Das Imitieren von Gesichts- oder Mundbewegungen oder von Geräuschen, die mit Lippen, Zunge oder Kehlkopf erzeugt werden, ist eine Fähigkeit, die uns Menschen von anderen Primaten unterscheidet. Bereits Kleinkinder imitieren einfache Gesichtsbewegungen wie Mundöffnung oder Zungenprotrusion, selbst wenn sie ihr eigenes Gesicht nie gesehen haben.

Merke Das orofaziale und vokale Imitationsvermögen bildet vermutlich eine wichtige Voraussetzung für den Spracherwerb.

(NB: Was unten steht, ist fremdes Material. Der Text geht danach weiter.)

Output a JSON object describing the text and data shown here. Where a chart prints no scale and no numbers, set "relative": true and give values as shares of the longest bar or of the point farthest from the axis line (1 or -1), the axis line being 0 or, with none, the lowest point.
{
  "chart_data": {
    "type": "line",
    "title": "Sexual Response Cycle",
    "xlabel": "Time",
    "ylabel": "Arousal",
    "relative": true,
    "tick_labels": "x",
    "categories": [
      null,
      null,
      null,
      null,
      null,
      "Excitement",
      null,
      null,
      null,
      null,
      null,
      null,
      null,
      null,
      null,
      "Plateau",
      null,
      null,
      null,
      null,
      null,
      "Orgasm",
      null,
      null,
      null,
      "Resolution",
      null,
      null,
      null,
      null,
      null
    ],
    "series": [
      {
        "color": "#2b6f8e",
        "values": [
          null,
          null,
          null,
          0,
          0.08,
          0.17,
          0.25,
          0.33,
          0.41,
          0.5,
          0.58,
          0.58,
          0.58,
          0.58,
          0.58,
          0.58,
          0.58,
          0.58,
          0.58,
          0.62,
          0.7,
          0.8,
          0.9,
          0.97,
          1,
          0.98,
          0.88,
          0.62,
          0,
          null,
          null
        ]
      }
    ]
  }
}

Patienten mit einer bukkofazialen Apraxie (bfA) haben diese Fähigkeit verloren. Sie haben Schwierigkeiten, nichtsprachliche Bewegungen der Vokaltraktmuskulatur auf Aufforderung oder imitatorisch auszuführen. Wenn man diese Patienten bittet, sich zu räuspern, sich die Oberlippe abzulecken oder die Nase zu rümpfen, reagieren sie oft ratlos, führen fehlerhafte oder zögerliche Bewegungen aus, korrigieren sich mehrfach vergeblich, zeigen angestrengte Suchbewegungen und geben ihre Bemühungen schließlich frustriert auf. Eine Patientin, die aufgefordert wird, ihre Zunge herauszustrecken, öffnet mehrmals angestrengt ihren Mund, phoniert ein /a::/, tastet mit der Hand nach ihrer Zunge, blickt den Untersucher ratlos an und bricht dann hilflos ab. Dabei kann es zu einem späteren Zeitpunkt dazu kommen, dass die gleiche Patientin eine rasche und geschickte Zungenbewegung macht, um sich einen Krümel von der Lippe zu lecken oder die Wangentasche von einem Speiserest zu reinigen, oder dass sie sich deutlich hörbar räuspert.

Merke Eine bukkofaziale Apraxie fällt im Alltag oft gar nicht auf – sie wird erst bei klinischer Prüfung überhaupt erkannt.